Zudem waren Kontaktpersonen von infizierten Personen nach damaliger Rechtslage nicht mehr zur Isolation oder zur Testung verpflichtet, so das Gericht weiter.
Keine vertragliche Grundlage für Coronatests
Auch vertraglich hatte die Klägerin kein Recht, ihre Leistung von negativen Coronatests abhängig zu machen. Zwar war auch die Klägerin scheinbar an einer einvernehmlichen Lösung interessiert. Nach Auffassung des Gerichts wurde dies aber durch die Drohung der Klägerin, die Feier platzen zu lassen, widerlegt, was schließlich zum Nachgeben des Brautpaares führte.
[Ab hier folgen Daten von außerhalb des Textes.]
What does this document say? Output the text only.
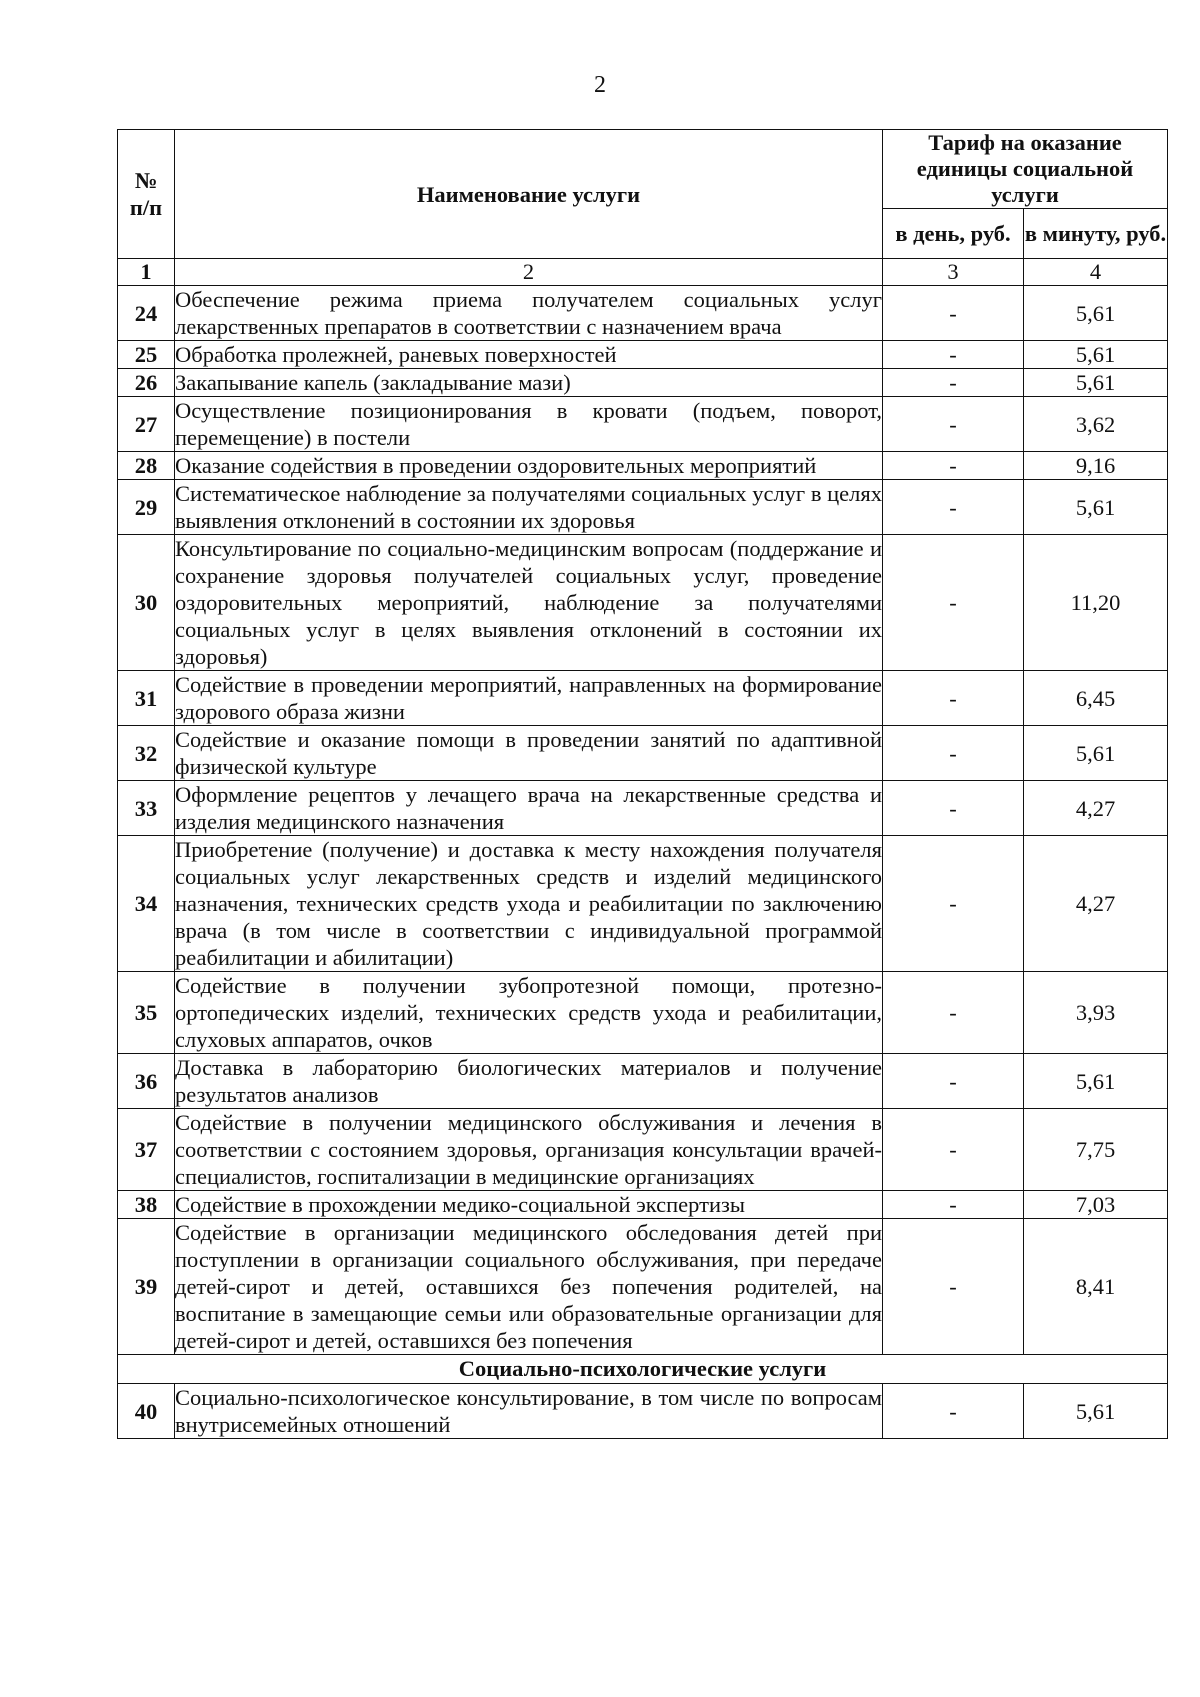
2
№
п/п	Наименование услуги	Тариф на оказание единицы социальной услуги	
		в день, руб.	в минуту, руб.
1	2	3	4
24	Обеспечение режима приема получателем социальных услуг лекарственных препаратов в соответствии с назначением врача	-	5,61
25	Обработка пролежней, раневых поверхностей	-	5,61
26	Закапывание капель (закладывание мази)	-	5,61
27	Осуществление позиционирования в кровати (подъем, поворот, перемещение) в постели	-	3,62
28	Оказание содействия в проведении оздоровительных мероприятий	-	9,16
29	Систематическое наблюдение за получателями социальных услуг в целях выявления отклонений в состоянии их здоровья	-	5,61
30	Консультирование по социально-медицинским вопросам (поддержание и сохранение здоровья получателей социальных услуг, проведение оздоровительных мероприятий, наблюдение за получателями социальных услуг в целях выявления отклонений в состоянии их здоровья)	-	11,20
31	Содействие в проведении мероприятий, направленных на формирование здорового образа жизни	-	6,45
32	Содействие и оказание помощи в проведении занятий по адаптивной физической культуре	-	5,61
33	Оформление рецептов у лечащего врача на лекарственные средства и изделия медицинского назначения	-	4,27
34	Приобретение (получение) и доставка к месту нахождения получателя социальных услуг лекарственных средств и изделий медицинского назначения, технических средств ухода и реабилитации по заключению врача (в том числе в соответствии с индивидуальной программой реабилитации и абилитации)	-	4,27
35	Содействие в получении зубопротезной помощи, протезно-ортопедических изделий, технических средств ухода и реабилитации, слуховых аппаратов, очков	-	3,93
36	Доставка в лабораторию биологических материалов и получение результатов анализов	-	5,61
37	Содействие в получении медицинского обслуживания и лечения в соответствии с состоянием здоровья, организация консультации врачей-специалистов, госпитализации в медицинские организациях	-	7,75
38	Содействие в прохождении медико-социальной экспертизы	-	7,03
39	Содействие в организации медицинского обследования детей при поступлении в организации социального обслуживания, при передаче детей-сирот и детей, оставшихся без попечения родителей, на воспитание в замещающие семьи или образовательные организации для детей-сирот и детей, оставшихся без попечения	-	8,41
Социально-психологические услуги			
40	Социально-психологическое консультирование, в том числе по вопросам внутрисемейных отношений	-	5,61
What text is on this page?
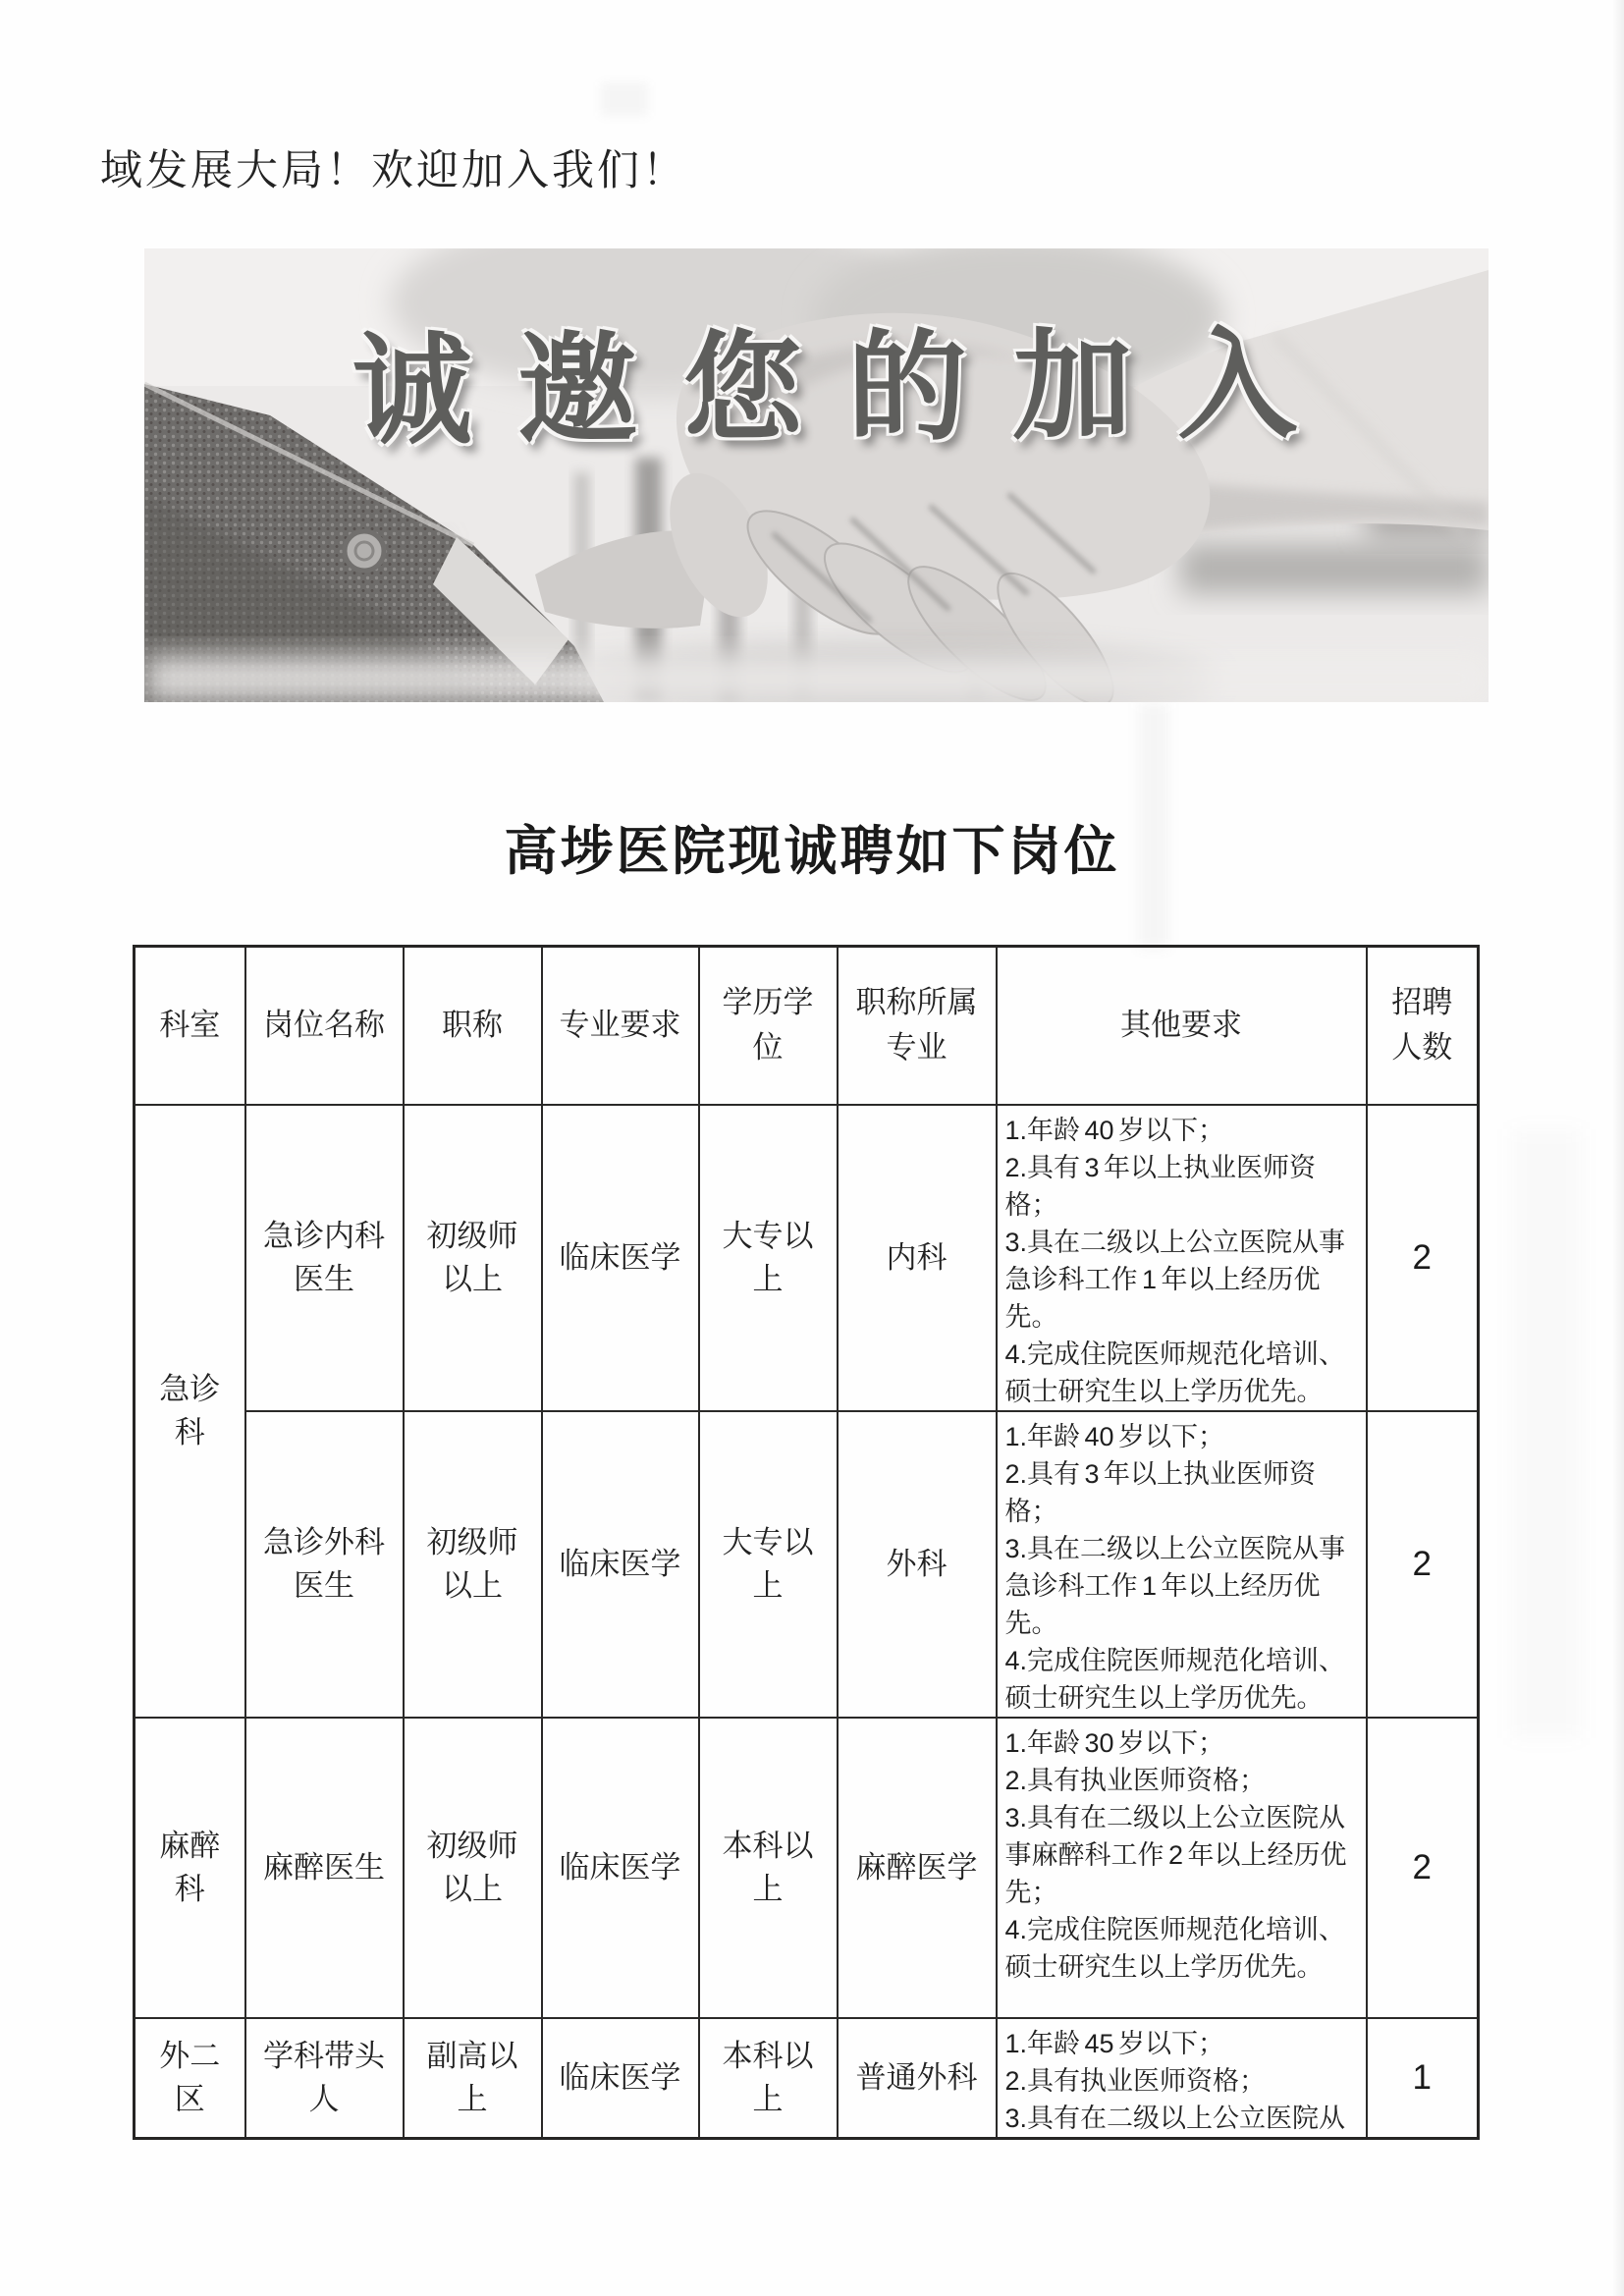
域发展大局！欢迎加入我们！
诚邀您的加入
高埗医院现诚聘如下岗位
科室	岗位名称	职称	专业要求	学历学位	职称所属专业	其他要求	招聘人数
急诊科	急诊内科医生	初级师以上	临床医学	大专以上	内科	1.年龄 40 岁以下；
2.具有 3 年以上执业医师资格；
3.具在二级以上公立医院从事急诊科工作 1 年以上经历优先。
4.完成住院医师规范化培训、硕士研究生以上学历优先。	2
	急诊外科医生	初级师以上	临床医学	大专以上	外科	1.年龄 40 岁以下；
2.具有 3 年以上执业医师资格；
3.具在二级以上公立医院从事急诊科工作 1 年以上经历优先。
4.完成住院医师规范化培训、硕士研究生以上学历优先。	2
麻醉科	麻醉医生	初级师以上	临床医学	本科以上	麻醉医学	1.年龄 30 岁以下；
2.具有执业医师资格；
3.具有在二级以上公立医院从事麻醉科工作 2 年以上经历优先；
4.完成住院医师规范化培训、硕士研究生以上学历优先。	2
外二区	学科带头人	副高以上	临床医学	本科以上	普通外科	1.年龄 45 岁以下；
2.具有执业医师资格；
3.具有在二级以上公立医院从	1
Kein Testanspruch aus dem Aspekt der Störung der Geschäftsgrundlage
Ebenso wenig war das Ansinnen der Klägerin nach Gerichtsauffassung aus dem Aspekt der Störung der Geschäftsgrundlage gerechtfertigt. Dies begründete das Gericht im Wesentlichen wie folgt:
- Keine nachträglich schwerwiegend veränderten Umstände: Es zeigten sich nach Vertragsschluss keine schwerwiegend veränderten Umstände. So sah das Gericht Corona als Erkrankung an, mit deren weiterer Verbreitung die Vertragsparteien auch Anfang 2022 rechnen mussten. Damit lag kein unvorhergesehener Gesichtspunkt mehr vor, der den Vertrag in seiner Grundsubstanz erschüttern könnte.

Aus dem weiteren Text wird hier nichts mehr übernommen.